Membaca:  Guardiola Vs Ten Hag; Dua Cruyffist di Manchester

Gol Messi ke gawang Australia juga membuatnya mencetak gol ke-789 sepanjang karirnya dalam 1000 penampilan senior, sembilan di antaranya tercipta di Piala Dunia. Tidak diragukan lagi, dia akan berusaha untuk menambah penghitungannya.

Pemenang Ballon d’Or tujuh kali ini tidak asing dengan turnamen sebagaimana ia adalah finalis Piala Dunia 2014 di mana Tim Tango kala itu dikalahkan Jerman di perpanjangan waktu melalui gol semata wayang Mario Götze.

Sekarang di Piala Dunia terakhirnya pada usia 35 tahun, Messi lebih bertekad dari sebelumnya untuk memenangkan satu gelar yang telah menghindarinya sepanjang kariernya pada penampilan Piala Dunia kelimanya.

Kekalahan mengejutkan dari Arab Saudi di pertandingan pertama membuat seluruh dunia mempertanyakan kredibilitas sebuah negara yang datang ke turnamen ini dengan rekor tak terkalahkan dalam pertandingan sepak bola selama tiga tahun, dengan total 35 pertandingan.

Laporan tentang hal negatif yang melanda tim bocor ke publik dan beberapa dari laporan tersebut menunjukkan bahwa para pemain merasa mati dari dalam. Sudah jelas bahwa pertandingan melawan Meksiko lebih penting daripada pertandingan lainnya.

Tim melangkah ke lapangan dan menampilkan kinerja yang lebih baik, menang 2-0 dengan Messi di pusat permainan. Sebuah kemenangan mudah melawan Polandia pada matchday ketiga mengikuti dan Argentina mendapatkan alurnya kembali.

Ada beberapa alasan mengapa menurut kami Argentina akan memenangkan Piala Dunia selain dari faktor Lionel Messi, yang sudah jelas. Disana juga ada pertahanan kokoh mereka.

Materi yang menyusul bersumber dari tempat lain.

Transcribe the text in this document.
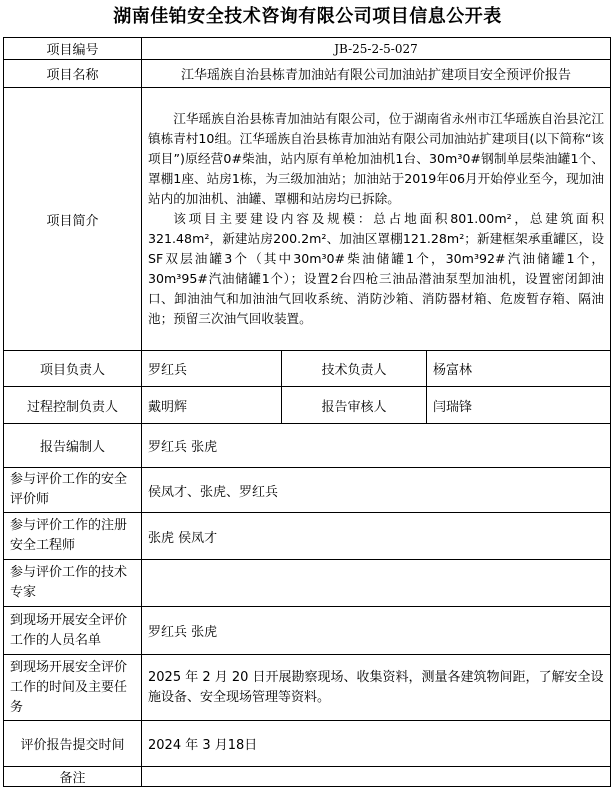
湖南佳铂安全技术咨询有限公司项目信息公开表
项目编号	JB-25-2-5-027		
项目名称	江华瑶族自治县栋青加油站有限公司加油站扩建项目安全预评价报告		
项目简介	江华瑶族自治县栋青加油站有限公司，位于湖南省永州市江华瑶族自治县沱江镇栋青村10组。江华瑶族自治县栋青加油站有限公司加油站扩建项目(以下简称“该项目”)原经营0#柴油，站内原有单枪加油机1台、30m³0#钢制单层柴油罐1个、罩棚1座、站房1栋，为三级加油站；加油站于2019年06月开始停业至今，现加油站内的加油机、油罐、罩棚和站房均已拆除。

该项目主要建设内容及规模：总占地面积801.00m²，总建筑面积321.48m²，新建站房200.2m²、加油区罩棚121.28m²；新建框架承重罐区，设SF双层油罐3个（其中30m³0#柴油储罐1个，30m³92#汽油储罐1个，30m³95#汽油储罐1个）；设置2台四枪三油品潜油泵型加油机，设置密闭卸油口、卸油油气和加油油气回收系统、消防沙箱、消防器材箱、危废暂存箱、隔油池；预留三次油气回收装置。		

项目负责人	罗红兵	技术负责人	杨富林
过程控制负责人	戴明辉	报告审核人	闫瑞锋
报告编制人	罗红兵 张虎		
参与评价工作的安全评价师	侯凤才、张虎、罗红兵		
参与评价工作的注册安全工程师	张虎 侯凤才		
参与评价工作的技术专家			
到现场开展安全评价工作的人员名单	罗红兵 张虎		
到现场开展安全评价工作的时间及主要任务	2025 年 2 月 20 日开展勘察现场、收集资料，测量各建筑物间距，了解安全设施设备、安全现场管理等资料。		
评价报告提交时间	2024 年 3 月18日		
备注			
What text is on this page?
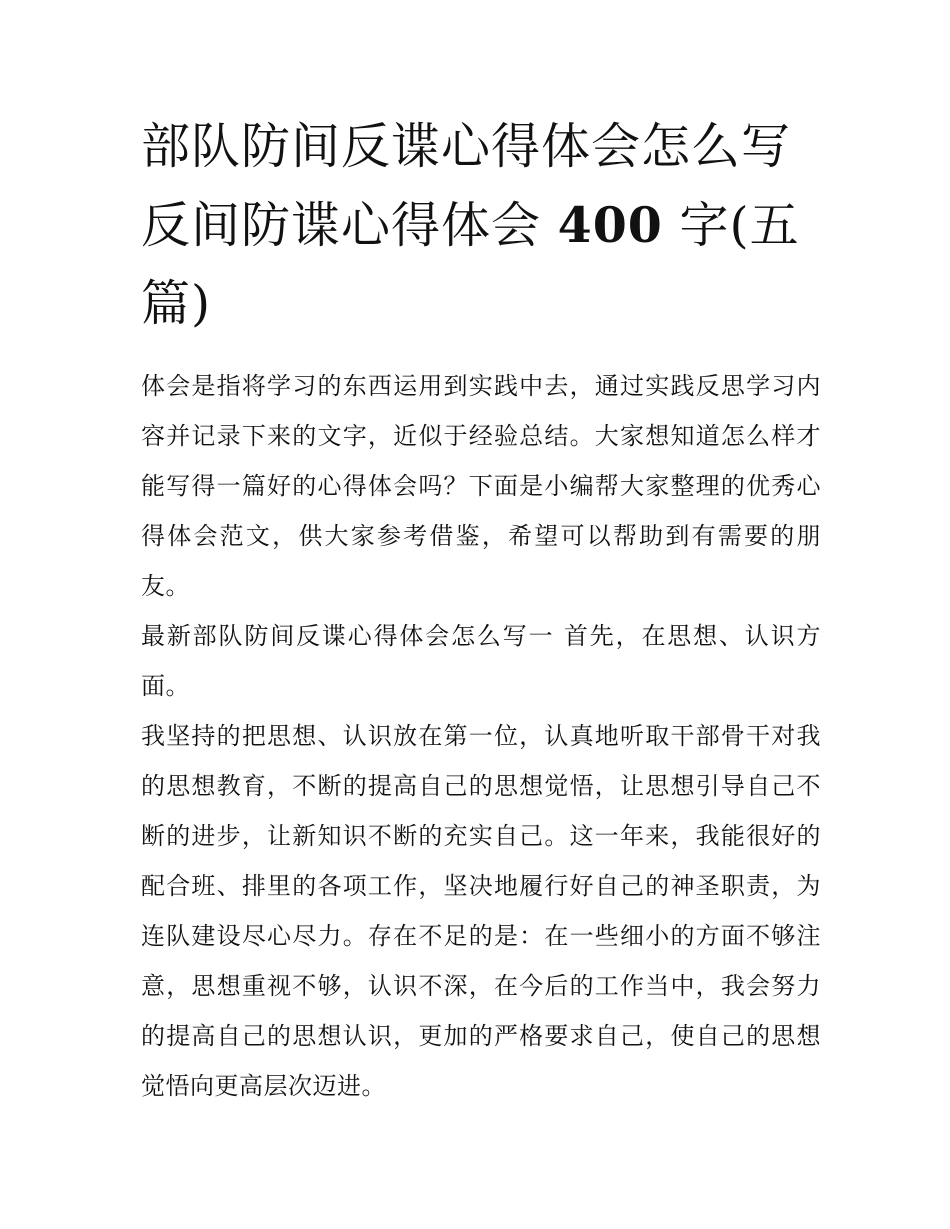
部队防间反谍心得体会怎么写反间防谍心得体会 400 字(五篇)

体会是指将学习的东西运用到实践中去，通过实践反思学习内容并记录下来的文字，近似于经验总结。大家想知道怎么样才能写得一篇好的心得体会吗？下面是小编帮大家整理的优秀心得体会范文，供大家参考借鉴，希望可以帮助到有需要的朋友。

最新部队防间反谍心得体会怎么写一 首先，在思想、认识方面。

我坚持的把思想、认识放在第一位，认真地听取干部骨干对我的思想教育，不断的提高自己的思想觉悟，让思想引导自己不断的进步，让新知识不断的充实自己。这一年来，我能很好的配合班、排里的各项工作，坚决地履行好自己的神圣职责，为连队建设尽心尽力。存在不足的是：在一些细小的方面不够注意，思想重视不够，认识不深，在今后的工作当中，我会努力的提高自己的思想认识，更加的严格要求自己，使自己的思想觉悟向更高层次迈进。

Statistik menunjukkan Argentina termasuk tim terbaik

Di babak grup, Argentina kebobolan dua gol yang termasuk terendah di turnamen. Ini tidak tampak seperti prestasi yang mengesankan pada awalnya, tetapi menurut data yang diberikan oleh Opta melalui FBRef, Argentina memiliki xGA (peluang kebobolan) terendah selama fase grup dengan hanya 0,7 xGA.

Membaca:  Pekan Penghargaan Pertandingan

Dua gol yang mereka derita adalah dua penyelesaian luar biasa dari Arab Saudi dalam pertandingan di mana Argentina memiliki banyak gol yang dianulir karena offside dan peluang kebobolan 0,1 xG.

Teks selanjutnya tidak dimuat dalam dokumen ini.